U.S. Secretary of State Mike Pompeo has told MPs that the head of the World Health Organisation (WHO) was bought by China, as he accused the international body of being responsible for dead Britons.
The extraordinary claim from Trump’s top diplomat has been fiercely rejected by the WHO, which hit out at ad hominem attacks and unfounded allegations.
Mr Pompeo, who met backbenchers from across the House of Commons on Tuesday, was pressed by Labour MP Chris Bryant on the Trump administration’s decision to pull out of a host of international agreements.

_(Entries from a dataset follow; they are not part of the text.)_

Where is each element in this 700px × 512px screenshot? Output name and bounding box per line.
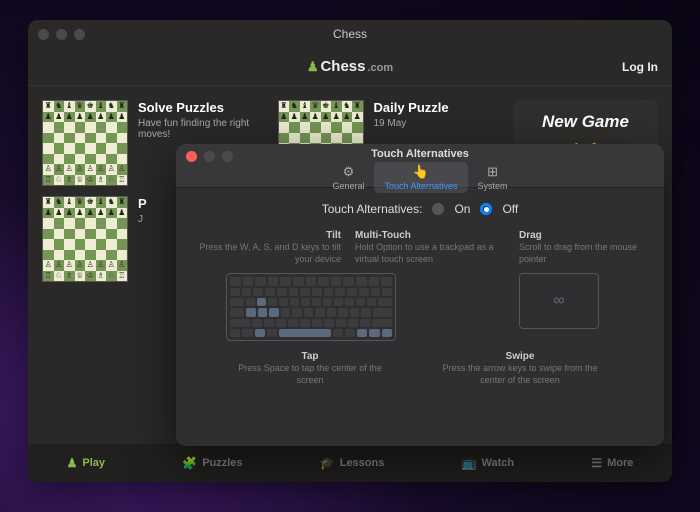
logo-suffix: .com [368, 62, 394, 74]
block-desc: Scroll to drag from the mouse pointer [519, 242, 639, 265]
tab-label: Touch Alternatives [384, 181, 457, 191]
block-title: Swipe [435, 351, 605, 362]
card-subtitle: 19 May [374, 118, 449, 129]
nav-more[interactable]: ☰ More [591, 456, 633, 470]
swipe-block: Swipe Press the arrow keys to swipe from… [435, 351, 605, 386]
close-button[interactable] [186, 151, 197, 162]
tab-system[interactable]: ⊞System [468, 162, 518, 193]
touch-alternatives-toggle: Touch Alternatives: On Off [196, 202, 644, 216]
main-titlebar: Chess [28, 20, 672, 48]
trackpad-graphic: ∞ [519, 273, 599, 329]
block-title: Tap [235, 351, 385, 362]
nav-label: Play [82, 457, 105, 469]
card-subtitle: Have fun finding the right moves! [138, 118, 268, 140]
bottom-descriptions: Tap Press Space to tap the center of the… [196, 351, 644, 386]
close-button[interactable] [38, 29, 49, 40]
more-icon: ☰ [591, 456, 602, 470]
tab-general[interactable]: ⚙General [322, 162, 374, 193]
tap-block: Tap Press Space to tap the center of the… [235, 351, 385, 386]
block-desc: Hold Option to use a trackpad as a virtu… [355, 242, 505, 265]
new-game-heading: New Game [525, 112, 646, 132]
block-title: Tilt [196, 230, 341, 241]
keyboard-graphic [226, 273, 396, 341]
gear-icon: ⚙ [343, 164, 355, 180]
block-desc: Press Space to tap the center of the scr… [235, 363, 385, 386]
zoom-button[interactable] [222, 151, 233, 162]
card-title: Daily Puzzle [374, 100, 449, 115]
card-subtitle: J [138, 214, 147, 225]
nav-label: Puzzles [202, 457, 242, 469]
card-text: P J [138, 196, 147, 282]
mini-chessboard: ♜♞♝♛♚♝♞♜♟♟♟♟♟♟♟♟♙♙♙♙♙♙♙♙♖♘♗♕♔♗♘♖ [42, 196, 128, 282]
radio-on-label: On [454, 202, 470, 216]
card-title: Solve Puzzles [138, 100, 268, 115]
nav-puzzles[interactable]: 🧩 Puzzles [182, 456, 242, 470]
chess-logo[interactable]: ♟ Chess.com [307, 58, 393, 75]
block-title: Drag [519, 230, 639, 241]
settings-body: Touch Alternatives: On Off Tilt Press th… [176, 188, 664, 446]
settings-titlebar: Touch Alternatives ⚙General 👆Touch Alter… [176, 144, 664, 188]
tab-touch-alternatives[interactable]: 👆Touch Alternatives [374, 162, 467, 193]
multitouch-block: Multi-Touch Hold Option to use a trackpa… [355, 230, 505, 265]
card-title: P [138, 196, 147, 211]
block-desc: Press the arrow keys to swipe from the c… [435, 363, 605, 386]
radio-on[interactable] [432, 203, 444, 215]
block-desc: Press the W, A, S, and D keys to tilt yo… [196, 242, 341, 265]
tab-label: General [332, 181, 364, 191]
logo-brand: Chess [320, 58, 365, 75]
system-icon: ⊞ [487, 164, 498, 180]
tab-label: System [478, 181, 508, 191]
gesture-diagram: Tilt Press the W, A, S, and D keys to ti… [196, 230, 644, 345]
puzzle-icon: 🧩 [182, 456, 197, 470]
tilt-block: Tilt Press the W, A, S, and D keys to ti… [196, 230, 341, 265]
nav-watch[interactable]: 📺 Watch [462, 456, 515, 470]
radio-off[interactable] [480, 203, 492, 215]
nav-label: Watch [482, 457, 515, 469]
minimize-button[interactable] [204, 151, 215, 162]
toggle-label: Touch Alternatives: [322, 202, 423, 216]
play-icon: ♟ [67, 456, 78, 470]
login-button[interactable]: Log In [622, 60, 658, 74]
settings-traffic-lights [186, 151, 233, 162]
app-header: ♟ Chess.com Log In [28, 48, 672, 86]
block-title: Multi-Touch [355, 230, 505, 241]
settings-window-title: Touch Alternatives [371, 148, 469, 160]
mini-chessboard: ♜♞♝♛♚♝♞♜♟♟♟♟♟♟♟♟♙♙♙♙♙♙♙♙♖♘♗♕♔♗♘♖ [42, 100, 128, 186]
trackpad-illustration: ∞ [519, 269, 639, 341]
keyboard-illustration [196, 269, 505, 341]
traffic-lights [38, 29, 85, 40]
nav-label: Lessons [340, 457, 385, 469]
lessons-icon: 🎓 [320, 456, 335, 470]
watch-icon: 📺 [462, 456, 477, 470]
zoom-button[interactable] [74, 29, 85, 40]
nav-label: More [607, 457, 633, 469]
drag-block: Drag Scroll to drag from the mouse point… [519, 230, 639, 265]
window-title: Chess [333, 27, 367, 41]
settings-tabs: ⚙General 👆Touch Alternatives ⊞System [322, 162, 517, 193]
nav-lessons[interactable]: 🎓 Lessons [320, 456, 385, 470]
minimize-button[interactable] [56, 29, 67, 40]
bottom-nav: ♟ Play 🧩 Puzzles 🎓 Lessons 📺 Watch ☰ More [28, 444, 672, 482]
touch-alternatives-dialog: Touch Alternatives ⚙General 👆Touch Alter… [176, 144, 664, 446]
radio-off-label: Off [502, 202, 518, 216]
nav-play[interactable]: ♟ Play [67, 456, 105, 470]
touch-icon: 👆 [413, 164, 429, 180]
pawn-icon: ♟ [307, 59, 319, 75]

The US has said it will no longer fund the WHO, an international body which coordinates country’s responses to health crises and works to combat disease outbreaks.
But Secretary Pompeo used the meeting with MPs to launch a direct attack on the organization’s director-general Dr. Tedros Adhanom Ghebreyesus.

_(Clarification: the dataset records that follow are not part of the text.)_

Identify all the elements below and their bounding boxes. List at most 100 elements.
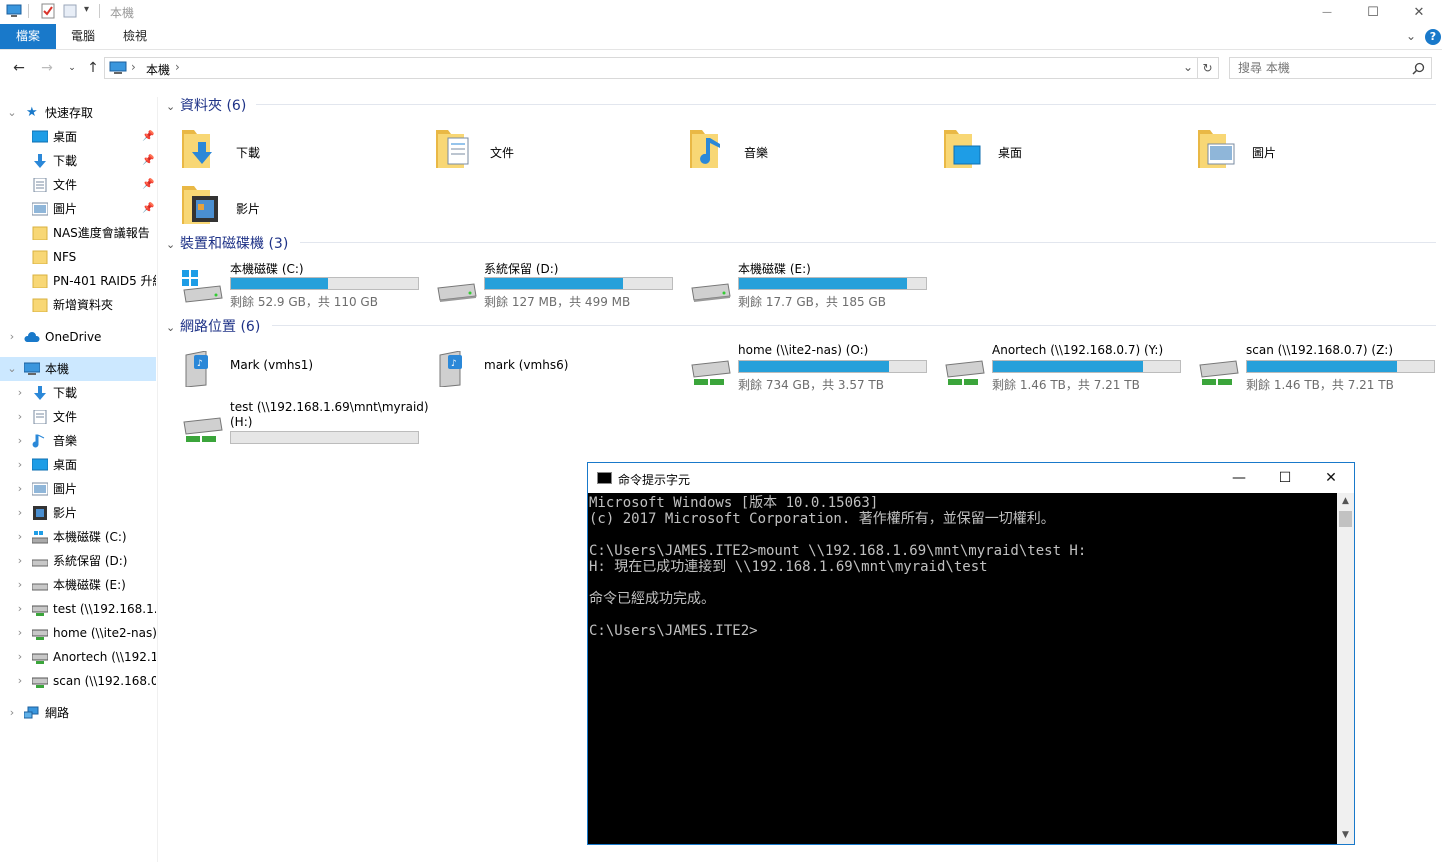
folder-item[interactable]: 影片 (180, 182, 430, 230)
chevron-right-icon[interactable]: › (14, 597, 26, 621)
sidebar-item-pc-11[interactable]: › Anortech (\\192.168.0.7) (Y:) (0, 645, 156, 669)
network-location-item[interactable]: ♪ mark (vmhs6) (434, 343, 684, 393)
sidebar-item-onedrive[interactable]: › OneDrive (0, 325, 156, 349)
group-header-devices[interactable]: ⌄ 裝置和磁碟機 (3) (166, 233, 288, 253)
chevron-right-icon[interactable]: › (14, 669, 26, 693)
chevron-down-icon[interactable]: ⌄ (166, 321, 180, 334)
pin-icon[interactable]: 📌 (142, 197, 154, 221)
sidebar-item-pc-7[interactable]: › 系統保留 (D:) (0, 549, 156, 573)
chevron-right-icon[interactable]: › (14, 645, 26, 669)
sidebar-item-pc-1[interactable]: › 文件 (0, 405, 156, 429)
folder-item[interactable]: 文件 (434, 126, 684, 174)
chevron-right-icon[interactable]: › (6, 325, 18, 349)
sidebar-item-pc-8[interactable]: › 本機磁碟 (E:) (0, 573, 156, 597)
sidebar-item-pc-4[interactable]: › 圖片 (0, 477, 156, 501)
sidebar-item-downloads[interactable]: 下載 📌 (0, 149, 156, 173)
pin-icon[interactable]: 📌 (142, 149, 154, 173)
cmd-scrollbar[interactable]: ▲ ▼ (1337, 493, 1354, 844)
chevron-right-icon[interactable]: › (14, 501, 26, 525)
chevron-right-icon[interactable]: › (14, 453, 26, 477)
sidebar-item-nas-report[interactable]: NAS進度會議報告 (0, 221, 156, 245)
tab-computer[interactable]: 電腦 (60, 24, 106, 49)
refresh-button[interactable]: ↻ (1197, 57, 1219, 79)
command-prompt-window[interactable]: 命令提示字元 — ☐ ✕ Microsoft Windows [版本 10.0.… (587, 462, 1355, 845)
sidebar-item-pictures[interactable]: 圖片 📌 (0, 197, 156, 221)
network-location-item[interactable]: scan (\\192.168.0.7) (Z:) 剩餘 1.46 TB，共 7.… (1196, 343, 1442, 393)
cmd-maximize-button[interactable]: ☐ (1262, 463, 1308, 493)
breadcrumb-separator[interactable]: › (131, 60, 136, 74)
customize-qa-icon[interactable]: ▾ (84, 4, 89, 15)
tab-file[interactable]: 檔案 (0, 24, 56, 49)
network-location-item[interactable]: ♪ Mark (vmhs1) (180, 343, 430, 393)
drive-item[interactable]: 本機磁碟 (E:) 剩餘 17.7 GB，共 185 GB (688, 260, 938, 310)
pin-icon[interactable]: 📌 (142, 125, 154, 149)
cmd-minimize-button[interactable]: — (1216, 463, 1262, 493)
address-bar[interactable]: › 本機 › ⌄ (104, 57, 1198, 79)
chevron-down-icon[interactable]: ⌄ (166, 100, 180, 113)
chevron-down-icon[interactable]: ⌄ (166, 238, 180, 251)
folder-item[interactable]: 圖片 (1196, 126, 1442, 174)
sidebar-item-pc-9[interactable]: › test (\\192.168.1.69\mnt\myraid) (H:) (0, 597, 156, 621)
scroll-thumb[interactable] (1339, 511, 1352, 527)
expand-ribbon-icon[interactable]: ⌄ (1406, 29, 1416, 43)
sidebar-item-pc-6[interactable]: › 本機磁碟 (C:) (0, 525, 156, 549)
scroll-down-icon[interactable]: ▼ (1337, 827, 1354, 844)
recent-locations-button[interactable]: ⌄ (63, 59, 81, 77)
cmd-close-button[interactable]: ✕ (1308, 463, 1354, 493)
sidebar-item-pc-2[interactable]: › 音樂 (0, 429, 156, 453)
search-box[interactable] (1229, 57, 1432, 79)
chevron-right-icon[interactable]: › (6, 701, 18, 725)
minimize-button[interactable]: — (1304, 0, 1350, 24)
folder-item[interactable]: 音樂 (688, 126, 938, 174)
scroll-up-icon[interactable]: ▲ (1337, 493, 1354, 510)
sidebar-item-documents[interactable]: 文件 📌 (0, 173, 156, 197)
chevron-right-icon[interactable]: › (14, 477, 26, 501)
tab-view[interactable]: 檢視 (112, 24, 158, 49)
chevron-down-icon[interactable]: ⌄ (6, 101, 18, 125)
search-input[interactable] (1238, 61, 1408, 75)
sidebar-item-pc-5[interactable]: › 影片 (0, 501, 156, 525)
breadcrumb-separator[interactable]: › (175, 60, 180, 74)
group-header-network[interactable]: ⌄ 網路位置 (6) (166, 316, 260, 336)
cmd-title-bar[interactable]: 命令提示字元 — ☐ ✕ (588, 463, 1354, 493)
help-icon[interactable]: ? (1425, 29, 1441, 45)
back-button[interactable]: ← (10, 59, 28, 77)
forward-button[interactable]: → (38, 59, 56, 77)
chevron-right-icon[interactable]: › (14, 405, 26, 429)
drive-item[interactable]: 系統保留 (D:) 剩餘 127 MB，共 499 MB (434, 260, 684, 310)
sidebar-item-pc-0[interactable]: › 下載 (0, 381, 156, 405)
drive-item[interactable]: 本機磁碟 (C:) 剩餘 52.9 GB，共 110 GB (180, 260, 430, 310)
breadcrumb-this-pc[interactable]: 本機 (146, 61, 170, 78)
console-output[interactable]: Microsoft Windows [版本 10.0.15063] (c) 201… (588, 493, 1337, 844)
sidebar-item-network[interactable]: › 網路 (0, 701, 156, 725)
up-button[interactable]: ↑ (84, 59, 102, 77)
chevron-right-icon[interactable]: › (14, 381, 26, 405)
chevron-right-icon[interactable]: › (14, 525, 26, 549)
close-button[interactable]: ✕ (1396, 0, 1442, 24)
search-icon[interactable] (1412, 62, 1425, 75)
maximize-button[interactable]: ☐ (1350, 0, 1396, 24)
sidebar-item-pn401[interactable]: PN-401 RAID5 升級 (0, 269, 156, 293)
network-location-item[interactable]: Anortech (\\192.168.0.7) (Y:) 剩餘 1.46 TB，… (942, 343, 1192, 393)
folder-item[interactable]: 下載 (180, 126, 430, 174)
address-dropdown-icon[interactable]: ⌄ (1183, 60, 1193, 74)
sidebar-item-nfs[interactable]: NFS (0, 245, 156, 269)
chevron-right-icon[interactable]: › (14, 429, 26, 453)
sidebar-item-this-pc[interactable]: ⌄ 本機 (0, 357, 156, 381)
sidebar-item-desktop[interactable]: 桌面 📌 (0, 125, 156, 149)
chevron-right-icon[interactable]: › (14, 549, 26, 573)
sidebar-item-pc-3[interactable]: › 桌面 (0, 453, 156, 477)
network-location-item[interactable]: home (\\ite2-nas) (O:) 剩餘 734 GB，共 3.57 T… (688, 343, 938, 393)
chevron-right-icon[interactable]: › (14, 573, 26, 597)
properties-icon[interactable] (40, 3, 56, 19)
pin-icon[interactable]: 📌 (142, 173, 154, 197)
sidebar-item-pc-12[interactable]: › scan (\\192.168.0.7) (Z:) (0, 669, 156, 693)
group-header-folders[interactable]: ⌄ 資料夾 (6) (166, 95, 246, 115)
computer-icon[interactable] (6, 3, 22, 19)
chevron-right-icon[interactable]: › (14, 621, 26, 645)
sidebar-item-pc-10[interactable]: › home (\\ite2-nas) (O:) (0, 621, 156, 645)
folder-item[interactable]: 桌面 (942, 126, 1192, 174)
chevron-down-icon[interactable]: ⌄ (6, 357, 18, 381)
sidebar-item-quick-access[interactable]: ⌄ ★ 快速存取 (0, 101, 156, 125)
network-location-item[interactable]: test (\\192.168.1.69\mnt\myraid) (H:) (180, 400, 430, 450)
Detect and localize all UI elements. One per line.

He is reported to have told them: This is a political, not a science-based organization.
When push came to shove when it really mattered most when there was a pandemic in China, Dr. Tedros, who was bought by the Chinese government, I can’t say more, but I’m saying this on a firm intelligence foundation, a deal was made and when push came to shove, you get dead Britons.
The World Health Organisation told The Telegraph in a statement: WHO is not aware of any such statement but we strongly reject any ad hominem attacks and unfounded allegations.
WHO urges countries to remain focused on tackling the pandemic that is causing tragic loss of life and suffering.
Mr Bryant told The Guardian that Labour MPs had been left unimpressed by the comments from Secretary Pompeo, telling the paper: He said nothing that appealed to our side.